Other questions are worth raising. The official release version removed the two most interesting radio stations, leaving existing users with a more restricted selection of music genres. It’s also unfortunate to see the removal of grips, even if they rarely looked presentable. The developers were transparent about its removal pre-release, but the reasoning doesn’t add up. Cousins are an experimental setting that looks broken half the time and yet they’re still in it, so removing grabs feels like an unnecessary step backwards.
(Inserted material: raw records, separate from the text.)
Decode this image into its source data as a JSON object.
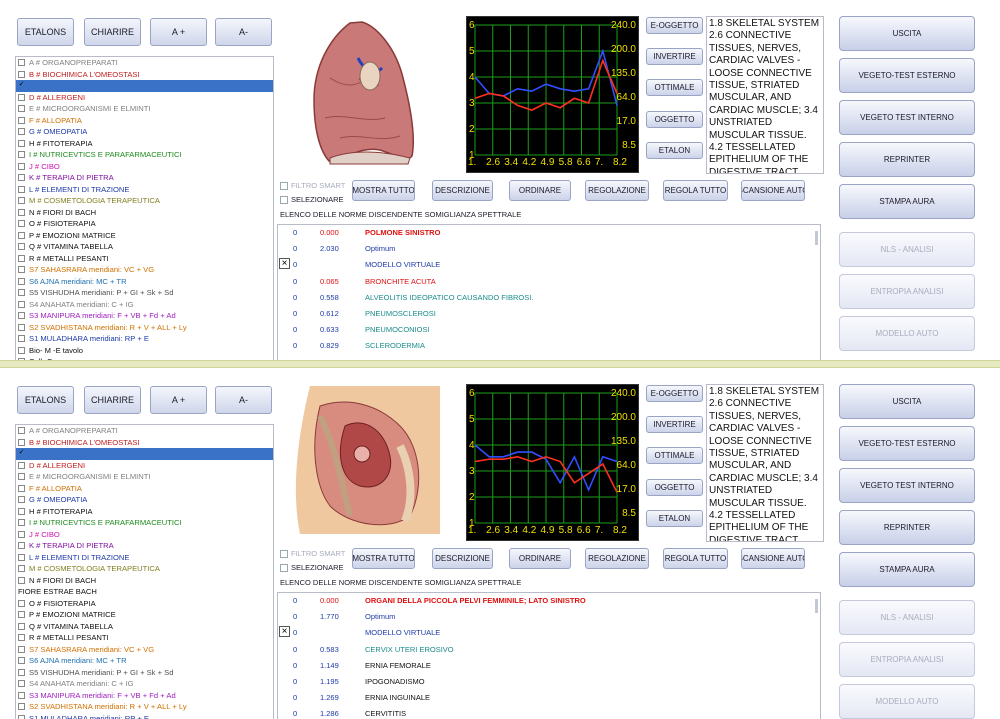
{
  "toolbar": [
    "ETALONS",
    "CHIARIRE",
    "A +",
    "A-"
  ],
  "right_buttons": [
    {
      "label": "USCITA",
      "enabled": true
    },
    {
      "label": "VEGETO-TEST ESTERNO",
      "enabled": true
    },
    {
      "label": "VEGETO TEST INTERNO",
      "enabled": true
    },
    {
      "label": "REPRINTER",
      "enabled": true
    },
    {
      "label": "STAMPA AURA",
      "enabled": true
    },
    {
      "label": "NLS - ANALISI",
      "enabled": false
    },
    {
      "label": "ENTROPIA ANALISI",
      "enabled": false
    },
    {
      "label": "MODELLO AUTO",
      "enabled": false
    }
  ],
  "chart_buttons": [
    "E-OGGETTO",
    "INVERTIRE",
    "OTTIMALE",
    "OGGETTO",
    "ETALON"
  ],
  "middle_buttons": [
    "MOSTRA TUTTO",
    "DESCRIZIONE",
    "ORDINARE",
    "REGOLAZIONE",
    "REGOLA TUTTO",
    "SCANSIONE AUTO"
  ],
  "filter_label": "FILTRO SMART",
  "select_label": "SELEZIONARE",
  "elenco_label": "ELENCO DELLE NORME DISCENDENTE SOMIGLIANZA SPETTRALE",
  "description": "1.8 SKELETAL SYSTEM 2.6 CONNECTIVE TISSUES, NERVES, CARDIAC VALVES - LOOSE CONNECTIVE TISSUE, STRIATED MUSCULAR, AND CARDIAC MUSCLE; 3.4 UNSTRIATED MUSCULAR TISSUE. 4.2 TESSELLATED EPITHELIUM OF THE DIGESTIVE TRACT",
  "chart_data": {
    "type": "line",
    "x_ticks": [
      "1.",
      "2.6",
      "3.4",
      "4.2",
      "4.9",
      "5.8",
      "6.6",
      "7.",
      "8.2"
    ],
    "y_left_ticks": [
      "6",
      "5",
      "4",
      "3",
      "2",
      "1"
    ],
    "y_right_ticks": [
      "240.0",
      "200.0",
      "135.0",
      "64.0",
      "17.0",
      "8.5"
    ],
    "ylim": [
      0,
      6
    ],
    "grid": true,
    "panels": [
      {
        "series": [
          {
            "color": "#3050ff",
            "values": [
              3.8,
              3.1,
              3.0,
              3.3,
              3.2,
              3.5,
              3.3,
              3.2,
              3.3,
              4.9,
              2.6
            ]
          },
          {
            "color": "#ff3020",
            "values": [
              2.9,
              3.1,
              3.0,
              2.6,
              2.4,
              2.7,
              2.5,
              2.9,
              2.7,
              4.5,
              3.1
            ]
          }
        ]
      },
      {
        "series": [
          {
            "color": "#3050ff",
            "values": [
              3.8,
              3.3,
              3.3,
              3.5,
              3.5,
              3.2,
              2.2,
              3.3,
              1.9,
              3.3,
              3.1
            ]
          },
          {
            "color": "#ff3020",
            "values": [
              3.1,
              3.2,
              3.2,
              3.3,
              3.1,
              3.3,
              3.1,
              2.2,
              2.6,
              3.0,
              1.8
            ]
          }
        ]
      }
    ]
  },
  "panels": [
    {
      "list": [
        {
          "text": "A # ORGANOPREPARATI",
          "color": "#808080",
          "checked": false
        },
        {
          "text": "B # BIOCHIMICA L'OMEOSTASI",
          "color": "#c02020",
          "checked": false
        },
        {
          "text": "",
          "color": "#ffffff",
          "checked": true,
          "selected": true
        },
        {
          "text": "D # ALLERGENI",
          "color": "#c02020",
          "checked": false
        },
        {
          "text": "E # MICROORGANISMI E ELMINTI",
          "color": "#808080",
          "checked": false
        },
        {
          "text": "F # ALLOPATIA",
          "color": "#d07000",
          "checked": false
        },
        {
          "text": "G # OMEOPATIA",
          "color": "#1d3aa8",
          "checked": false
        },
        {
          "text": "H # FITOTERAPIA",
          "color": "#111111",
          "checked": false
        },
        {
          "text": "I # NUTRICEVTICS E PARAFARMACEUTICI",
          "color": "#1f8a1f",
          "checked": false
        },
        {
          "text": "J # CIBO",
          "color": "#d010b0",
          "checked": false
        },
        {
          "text": "K # TERAPIA DI PIETRA",
          "color": "#8010a0",
          "checked": false
        },
        {
          "text": "L # ELEMENTI DI TRAZIONE",
          "color": "#1d3aa8",
          "checked": false
        },
        {
          "text": "M # COSMETOLOGIA TERAPEUTICA",
          "color": "#808020",
          "checked": false
        },
        {
          "text": "N # FIORI DI BACH",
          "color": "#111111",
          "checked": false
        },
        {
          "text": "O # FISIOTERAPIA",
          "color": "#111111",
          "checked": false
        },
        {
          "text": "P # EMOZIONI MATRICE",
          "color": "#111111",
          "checked": false
        },
        {
          "text": "Q # VITAMINA TABELLA",
          "color": "#111111",
          "checked": false
        },
        {
          "text": "R # METALLI PESANTI",
          "color": "#111111",
          "checked": false
        },
        {
          "text": "S7 SAHASRARA meridiani: VC + VG",
          "color": "#d07000",
          "checked": false
        },
        {
          "text": "S6 AJNA meridiani: MC + TR",
          "color": "#2070b0",
          "checked": false
        },
        {
          "text": "S5 VISHUDHA meridiani: P + GI + Sk + Sd",
          "color": "#505050",
          "checked": false
        },
        {
          "text": "S4 ANAHATA meridiani: C + IG",
          "color": "#808080",
          "checked": false
        },
        {
          "text": "S3 MANIPURA meridiani: F + VB + Fd + Ad",
          "color": "#a020c0",
          "checked": false
        },
        {
          "text": "S2 SVADHISTANA meridiani: R + V + ALL + Ly",
          "color": "#d07000",
          "checked": false
        },
        {
          "text": "S1 MULADHARA meridiani: RP + E",
          "color": "#1d3aa8",
          "checked": false
        },
        {
          "text": "Bio- M -E tavolo",
          "color": "#111111",
          "checked": false
        },
        {
          "text": "Cell- Com",
          "color": "#111111",
          "checked": false
        }
      ],
      "results": [
        {
          "a": "0",
          "b": "0.000",
          "name": "POLMONE SINISTRO",
          "color": "#e01010",
          "bold": true
        },
        {
          "a": "0",
          "b": "2.030",
          "name": "Optimum",
          "color": "#1d3aa8"
        },
        {
          "a": "0",
          "b": "",
          "name": "MODELLO VIRTUALE",
          "color": "#1d3aa8",
          "x": true
        },
        {
          "a": "0",
          "b": "0.065",
          "name": "BRONCHITE ACUTA",
          "color": "#e01010"
        },
        {
          "a": "0",
          "b": "0.558",
          "name": "ALVEOLITIS IDEOPATICO CAUSANDO FIBROSI.",
          "color": "#1a8a8a"
        },
        {
          "a": "0",
          "b": "0.612",
          "name": "PNEUMOSCLEROSI",
          "color": "#1a8a8a"
        },
        {
          "a": "0",
          "b": "0.633",
          "name": "PNEUMOCONIOSI",
          "color": "#1a8a8a"
        },
        {
          "a": "0",
          "b": "0.829",
          "name": "SCLERODERMIA",
          "color": "#1a8a8a"
        },
        {
          "a": "0",
          "b": "0.880",
          "name": "ALLERGIA",
          "color": "#1a8a8a"
        }
      ]
    },
    {
      "list": [
        {
          "text": "A # ORGANOPREPARATI",
          "color": "#808080",
          "checked": false
        },
        {
          "text": "B # BIOCHIMICA L'OMEOSTASI",
          "color": "#c02020",
          "checked": false
        },
        {
          "text": "",
          "color": "#ffffff",
          "checked": true,
          "selected": true
        },
        {
          "text": "D # ALLERGENI",
          "color": "#c02020",
          "checked": false
        },
        {
          "text": "E # MICROORGANISMI E ELMINTI",
          "color": "#808080",
          "checked": false
        },
        {
          "text": "F # ALLOPATIA",
          "color": "#d07000",
          "checked": false
        },
        {
          "text": "G # OMEOPATIA",
          "color": "#1d3aa8",
          "checked": false
        },
        {
          "text": "H # FITOTERAPIA",
          "color": "#111111",
          "checked": false
        },
        {
          "text": "I # NUTRICEVTICS E PARAFARMACEUTICI",
          "color": "#1f8a1f",
          "checked": false
        },
        {
          "text": "J # CIBO",
          "color": "#d010b0",
          "checked": false
        },
        {
          "text": "K # TERAPIA DI PIETRA",
          "color": "#8010a0",
          "checked": false
        },
        {
          "text": "L # ELEMENTI DI TRAZIONE",
          "color": "#1d3aa8",
          "checked": false
        },
        {
          "text": "M # COSMETOLOGIA TERAPEUTICA",
          "color": "#808020",
          "checked": false
        },
        {
          "text": "N # FIORI DI BACH",
          "color": "#111111",
          "checked": false
        },
        {
          "text": "FIORE ESTRAE BACH",
          "color": "#111111",
          "checked": false,
          "nocb": true
        },
        {
          "text": "O # FISIOTERAPIA",
          "color": "#111111",
          "checked": false
        },
        {
          "text": "P # EMOZIONI MATRICE",
          "color": "#111111",
          "checked": false
        },
        {
          "text": "Q # VITAMINA TABELLA",
          "color": "#111111",
          "checked": false
        },
        {
          "text": "R # METALLI PESANTI",
          "color": "#111111",
          "checked": false
        },
        {
          "text": "S7 SAHASRARA meridiani: VC + VG",
          "color": "#d07000",
          "checked": false
        },
        {
          "text": "S6 AJNA meridiani: MC + TR",
          "color": "#2070b0",
          "checked": false
        },
        {
          "text": "S5 VISHUDHA meridiani: P + GI + Sk + Sd",
          "color": "#505050",
          "checked": false
        },
        {
          "text": "S4 ANAHATA meridiani: C + IG",
          "color": "#808080",
          "checked": false
        },
        {
          "text": "S3 MANIPURA meridiani: F + VB + Fd + Ad",
          "color": "#a020c0",
          "checked": false
        },
        {
          "text": "S2 SVADHISTANA meridiani: R + V + ALL + Ly",
          "color": "#d07000",
          "checked": false
        },
        {
          "text": "S1 MULADHARA meridiani: RP + E",
          "color": "#1d3aa8",
          "checked": false
        }
      ],
      "results": [
        {
          "a": "0",
          "b": "0.000",
          "name": "ORGANI DELLA PICCOLA PELVI FEMMINILE; LATO SINISTRO",
          "color": "#e01010",
          "bold": true
        },
        {
          "a": "0",
          "b": "1.770",
          "name": "Optimum",
          "color": "#1d3aa8"
        },
        {
          "a": "0",
          "b": "",
          "name": "MODELLO VIRTUALE",
          "color": "#1d3aa8",
          "x": true
        },
        {
          "a": "0",
          "b": "0.583",
          "name": "CERVIX UTERI EROSIVO",
          "color": "#1a8a8a"
        },
        {
          "a": "0",
          "b": "1.149",
          "name": "ERNIA FEMORALE",
          "color": "#111111"
        },
        {
          "a": "0",
          "b": "1.195",
          "name": "IPOGONADISMO",
          "color": "#111111"
        },
        {
          "a": "0",
          "b": "1.269",
          "name": "ERNIA INGUINALE",
          "color": "#111111"
        },
        {
          "a": "0",
          "b": "1.286",
          "name": "CERVITITIS",
          "color": "#111111"
        }
      ]
    }
  ]
}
The official 1.0 release makes many notable additions that radically transform the game. At the same time, it was not ready for launch. Certain features and gimmicks like physical skater animation and impossibles were broken in the transition from Early Access to 1.0. It also hurts that lip tricks aren’t a fully polished feature in this version of the game. Also, the removal of radio stations, marks, captures, and even the scary hairstyle doesn’t sit well with me as a long-time Early Access player.
Even with those caveats, Session: Skate Sim is an undeniably infectious game. It will go down in history as one of the genre’s landmark achievements along with the conception of the Tony Hawk and Skate franchises. Does it feel like a finished 1.0 product? No. Is it still the maximum expression of skateboarding in digital format? Absolutely.